The Company paid closing costs in the amount of $500 to the Lender in conjunction with this annual renewal of the revolving line of credit. Borrowings under the revolving line of credit are collateralized by a security interest in the Company's $300,000 certificate of deposit with the Lender and by a security interest in substantially all of the Company's accounts receivable, inventory, machines and equipment, furniture and fixtures, and proceeds of the foregoing, as well as by personal guarantees of the Company's President and CEO and its Executive Vice President and CFO. The revolving line of credit includes affirmative and negative covenants and Events of Default which are customary for this type of indebtedness. Included within the foregoing are provisions which generally prohibit the payment of any dividends on the Company's stock and limit the Company's ability to make new capital expenditures without the consent of the Lender (subject to an exception for the incurrence of any new indebtedness in an amount less than $50,000).
This revolving line of credit was originally entered into last year in conjunction with a new $980,000 credit facility with the Lender, which also included a 60-month term loan in the amount of $180,000 with terms as to covenants, interest rate and security which parallel those of the revolving line of credit. As of May 5, 2008, the remaining principal balance outstanding under the related term loan was $148,485.
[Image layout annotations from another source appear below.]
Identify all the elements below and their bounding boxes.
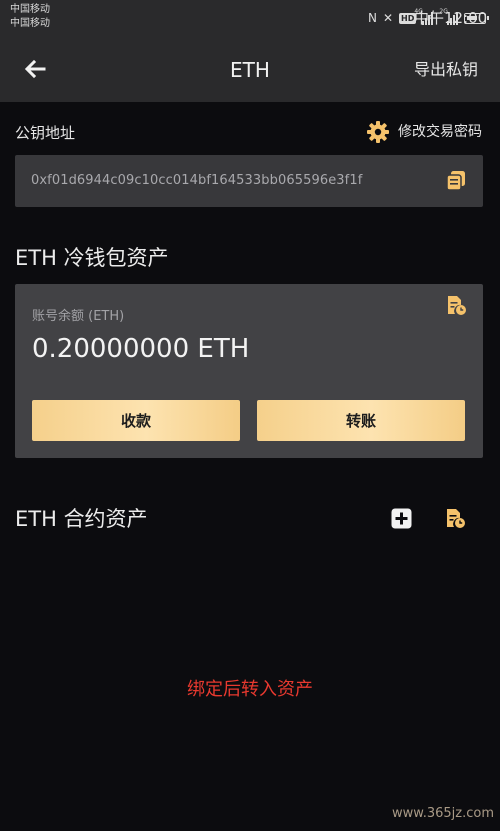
app-header: ETH 导出私钥 — [0, 36, 500, 102]
contract-assets-title: ETH 合约资产 — [15, 507, 148, 531]
record-icon[interactable] — [445, 294, 467, 316]
mute-icon: ✕ — [382, 11, 394, 25]
carrier-info: 中国移动 中国移动 — [10, 3, 50, 31]
cold-wallet-title: ETH 冷钱包资产 — [15, 246, 169, 270]
carrier-2: 中国移动 — [10, 18, 50, 29]
clock: 中午12:00 — [414, 9, 488, 27]
cold-wallet-card: 账号余额 (ETH) 0.20000000 ETH 收款 转账 — [15, 284, 483, 458]
balance-value: 0.20000000 ETH — [32, 334, 250, 364]
export-private-key-button[interactable]: 导出私钥 — [414, 60, 478, 80]
transfer-button[interactable]: 转账 — [257, 400, 465, 441]
change-password-button[interactable]: 修改交易密码 — [366, 120, 482, 144]
contract-record-icon[interactable] — [444, 507, 466, 529]
gear-icon — [367, 121, 389, 143]
copy-icon[interactable] — [445, 169, 467, 191]
receive-button[interactable]: 收款 — [32, 400, 240, 441]
public-key-label: 公钥地址 — [15, 124, 76, 142]
balance-label: 账号余额 (ETH) — [32, 309, 125, 324]
add-icon[interactable] — [391, 508, 412, 529]
address-box: 0xf01d6944c09c10cc014bf164533bb065596e3f… — [15, 155, 483, 207]
empty-contract-hint: 绑定后转入资产 — [187, 679, 313, 700]
carrier-1: 中国移动 — [10, 4, 50, 15]
status-bar: 中国移动 中国移动 N ✕ HD 4G 2G 中午12:00 — [0, 0, 500, 36]
watermark: www.365jz.com — [392, 806, 494, 821]
public-key-address: 0xf01d6944c09c10cc014bf164533bb065596e3f… — [31, 173, 363, 188]
change-password-label: 修改交易密码 — [398, 124, 482, 140]
nfc-icon: N — [368, 11, 377, 25]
The foregoing description of the annual renewal of the revolving line of credit and the related security documents is qualified by reference to the full text of the documents, which are filed as exhibits to this report.
The following Exhibits are filed pursuant to Item 9 of this Report:
Exhibit No. Description
10.30 Business Loan Agreement and Promissory Note between the Company and
Gateway Bank and Trust Company, dated as of April 25, 2008, for
$800,000 Revolving Line of Credit. Filed herewith.
10.31 Commercial Security Agreement between the Company and Gateway Bank and
Trust Company for $800,000 Revolving Line of Credit, dated as of April
25, 2008. Filed herewith.
10.32 Assignment of Deposit Account between the Company and Gateway Bank and
Trust Company for $800,000 Revolving Line of Credit, dated as of April
25, 2008. Filed herewith.
10.33 Letter Agreement, dated as of May 8, 2008, between the Company and
Gateway Bank and Trust Company. Filed herewith.